I was asked to be a speaker on a panel today. It’s something I’m asked to do from time to time, relating to my community events work. I arrived at the right place 15 minutes early. Everything went fine (well, there was also a really funny incident when I first arrived, I’ll tell you that story once I get to my maudlin little point about social anxiety). I sat in front of people, I didn’t feel very nervous, I was speaking to topics that are familiar and comfortable to me. I reconnected with some friends in the community who were there, who I love to see and to talk to.
As I walked away from the venue, all I could feel, was that I’d done something wrong.
There was just this slight sensation of…almost shame. Of knowing that I hadn’t done what I should, or that nothing about me and who I was in that room was quite right.
What a thing to walk around with. I don’t know where it comes from. It was definitely not based in reality. Is it chemical? Do I have some psychological tangle of threads to unknot from one another? I don’t know the answer. In my case, it could be all of the above, really.
I guess there are people who don’t feel that way. I said it out loud to a friend, afterwards and she said “oh yeah, I totally feel that way all the time”. But then…this friend and I have a lot in common in the anxiety department.
As my feelings became describable in words, as I walked away from the venue – I talked myself through all of the logic of the situation. I had done exactly what I was asked to do. I was more reserved than usual, but nobody’s perfect and it didn’t negatively impact the event. I was asked to come and be myself and talk about the assigned subject, and I did. Such a meddling sensation, anxiety.
Okay, now that that’s out of the way, I have to tell you the funny thing that happened when I first arrived. I arrived and the venue and walked into the lobby. The lady in charge of the venue was in a side room speaking to the group that I would be speaking to when she was done. Well I positioned myself so that she or anyone who looked down the hall could see me, but so that the audience could see me, so they would know that I was there (AND I WAS EARLY, I will have you know). I looked to my left and the theater doors were wide open. You could see that there was a set for an upcoming show onstage. I leaned my head in to peek – I did NOT step foot into the theater – and suddenly I hear the woman in charge of the venue, in the middle of her own speech, scream “DO NOT GO INTO THAT THEATER UNATTENDED”. I said okay. But I turned and looked – I swear to gawd, I did not go into the theater – I just looked into the theater again. She started yelling again – and uh, it tripped my ADHD tornado switch. It was a split second decision as to whether I was going to let-fly and embarrass myself and HER self, in front of a room full of people. I said “OH, I’M LEAVING” and I got myself outta there so fast. Because there were nice people who had invited me to be there and given me the opportunity to speak and promote my events so I made myself sit down on a curb in the parking lot.

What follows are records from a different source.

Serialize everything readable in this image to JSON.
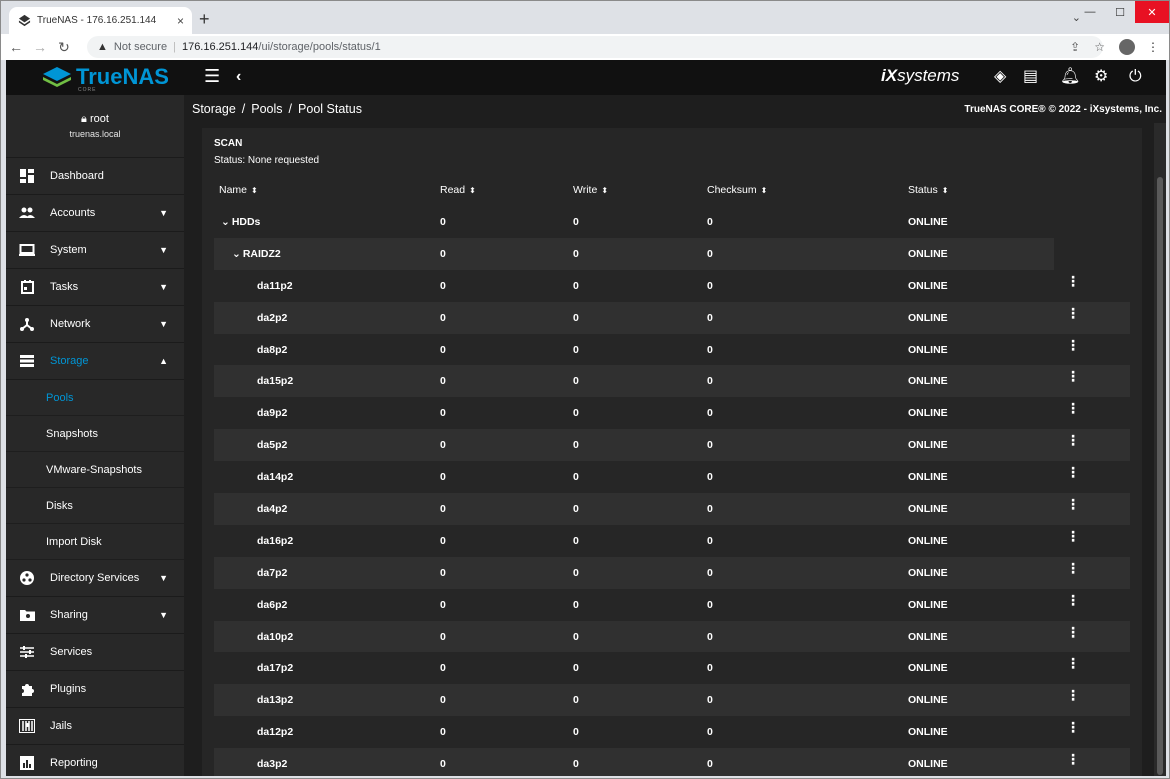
{
  "browser": {
    "tab_title": "TrueNAS - 176.16.251.144",
    "tab_close": "×",
    "new_tab": "+",
    "security_label": "Not secure",
    "url_host": "176.16.251.144",
    "url_path": "/ui/storage/pools/status/1"
  },
  "app": {
    "logo_text": "TrueNAS",
    "logo_sub": "CORE",
    "vendor_logo": "systems",
    "breadcrumb": [
      "Storage",
      "Pools",
      "Pool Status"
    ],
    "breadcrumb_sep": "/",
    "copyright": "TrueNAS CORE® © 2022 - iXsystems, Inc."
  },
  "user": {
    "name": "root",
    "host": "truenas.local"
  },
  "sidebar": {
    "items": [
      {
        "label": "Dashboard",
        "icon": "dashboard-icon",
        "chevron": ""
      },
      {
        "label": "Accounts",
        "icon": "accounts-icon",
        "chevron": "▼"
      },
      {
        "label": "System",
        "icon": "system-icon",
        "chevron": "▼"
      },
      {
        "label": "Tasks",
        "icon": "tasks-icon",
        "chevron": "▼"
      },
      {
        "label": "Network",
        "icon": "network-icon",
        "chevron": "▼"
      },
      {
        "label": "Storage",
        "icon": "storage-icon",
        "chevron": "▲"
      }
    ],
    "storage_sub": [
      "Pools",
      "Snapshots",
      "VMware-Snapshots",
      "Disks",
      "Import Disk"
    ],
    "items_after": [
      {
        "label": "Directory Services",
        "icon": "directory-services-icon",
        "chevron": "▼"
      },
      {
        "label": "Sharing",
        "icon": "sharing-icon",
        "chevron": "▼"
      },
      {
        "label": "Services",
        "icon": "services-icon",
        "chevron": ""
      },
      {
        "label": "Plugins",
        "icon": "plugins-icon",
        "chevron": ""
      },
      {
        "label": "Jails",
        "icon": "jails-icon",
        "chevron": ""
      },
      {
        "label": "Reporting",
        "icon": "reporting-icon",
        "chevron": ""
      }
    ]
  },
  "scan": {
    "title": "SCAN",
    "status": "Status: None requested"
  },
  "table": {
    "headers": [
      "Name",
      "Read",
      "Write",
      "Checksum",
      "Status"
    ],
    "sort_glyph": "⬍",
    "menu_glyph": "⋮",
    "rows": [
      {
        "name": "HDDs",
        "level": 0,
        "expand": "⌄",
        "read": "0",
        "write": "0",
        "checksum": "0",
        "status": "ONLINE"
      },
      {
        "name": "RAIDZ2",
        "level": 1,
        "expand": "⌄",
        "read": "0",
        "write": "0",
        "checksum": "0",
        "status": "ONLINE"
      },
      {
        "name": "da11p2",
        "level": 2,
        "read": "0",
        "write": "0",
        "checksum": "0",
        "status": "ONLINE"
      },
      {
        "name": "da2p2",
        "level": 2,
        "read": "0",
        "write": "0",
        "checksum": "0",
        "status": "ONLINE"
      },
      {
        "name": "da8p2",
        "level": 2,
        "read": "0",
        "write": "0",
        "checksum": "0",
        "status": "ONLINE"
      },
      {
        "name": "da15p2",
        "level": 2,
        "read": "0",
        "write": "0",
        "checksum": "0",
        "status": "ONLINE"
      },
      {
        "name": "da9p2",
        "level": 2,
        "read": "0",
        "write": "0",
        "checksum": "0",
        "status": "ONLINE"
      },
      {
        "name": "da5p2",
        "level": 2,
        "read": "0",
        "write": "0",
        "checksum": "0",
        "status": "ONLINE"
      },
      {
        "name": "da14p2",
        "level": 2,
        "read": "0",
        "write": "0",
        "checksum": "0",
        "status": "ONLINE"
      },
      {
        "name": "da4p2",
        "level": 2,
        "read": "0",
        "write": "0",
        "checksum": "0",
        "status": "ONLINE"
      },
      {
        "name": "da16p2",
        "level": 2,
        "read": "0",
        "write": "0",
        "checksum": "0",
        "status": "ONLINE"
      },
      {
        "name": "da7p2",
        "level": 2,
        "read": "0",
        "write": "0",
        "checksum": "0",
        "status": "ONLINE"
      },
      {
        "name": "da6p2",
        "level": 2,
        "read": "0",
        "write": "0",
        "checksum": "0",
        "status": "ONLINE"
      },
      {
        "name": "da10p2",
        "level": 2,
        "read": "0",
        "write": "0",
        "checksum": "0",
        "status": "ONLINE"
      },
      {
        "name": "da17p2",
        "level": 2,
        "read": "0",
        "write": "0",
        "checksum": "0",
        "status": "ONLINE"
      },
      {
        "name": "da13p2",
        "level": 2,
        "read": "0",
        "write": "0",
        "checksum": "0",
        "status": "ONLINE"
      },
      {
        "name": "da12p2",
        "level": 2,
        "read": "0",
        "write": "0",
        "checksum": "0",
        "status": "ONLINE"
      },
      {
        "name": "da3p2",
        "level": 2,
        "read": "0",
        "write": "0",
        "checksum": "0",
        "status": "ONLINE"
      }
    ]
  },
  "colors": {
    "accent": "#0095d5",
    "bg": "#1e1e1e",
    "sidebar": "#282828",
    "row_alt": "#303030"
  }
}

Three of the nice people who had invited me there came out to make sure I was okay and that I wasn’t leaving. I assured them that I knew this lady was notoriously rude (truth) and that while it had made me really angry, I was just cooling off in the parking lot and would gladly come back in.
No, this has nothing to do with me feeling weird afterward. Ironic of course, that having a lady jump on me for doing nothing wrong and feeling like I did something wrong had nothing to do with the fact that I felt like I’d done something wrong. But this is how the weird little world of anxiety works 🙂 And I’ve felt this way so many times before. I’m just perpetually embarrassed to be myself – and yet I’m compulsively outspoken and can’t seem to be anything BUT myself. The embarrassment is more an existential turmoil sort of thing. Almost like being embarrassed to even exist. Because everything about existing is just so embarrassing.
I have so much more to blog about…but…I just can’t right now. I need to go focus myself on something else for a little while and take my mind off of the embarrassing fact of being alive.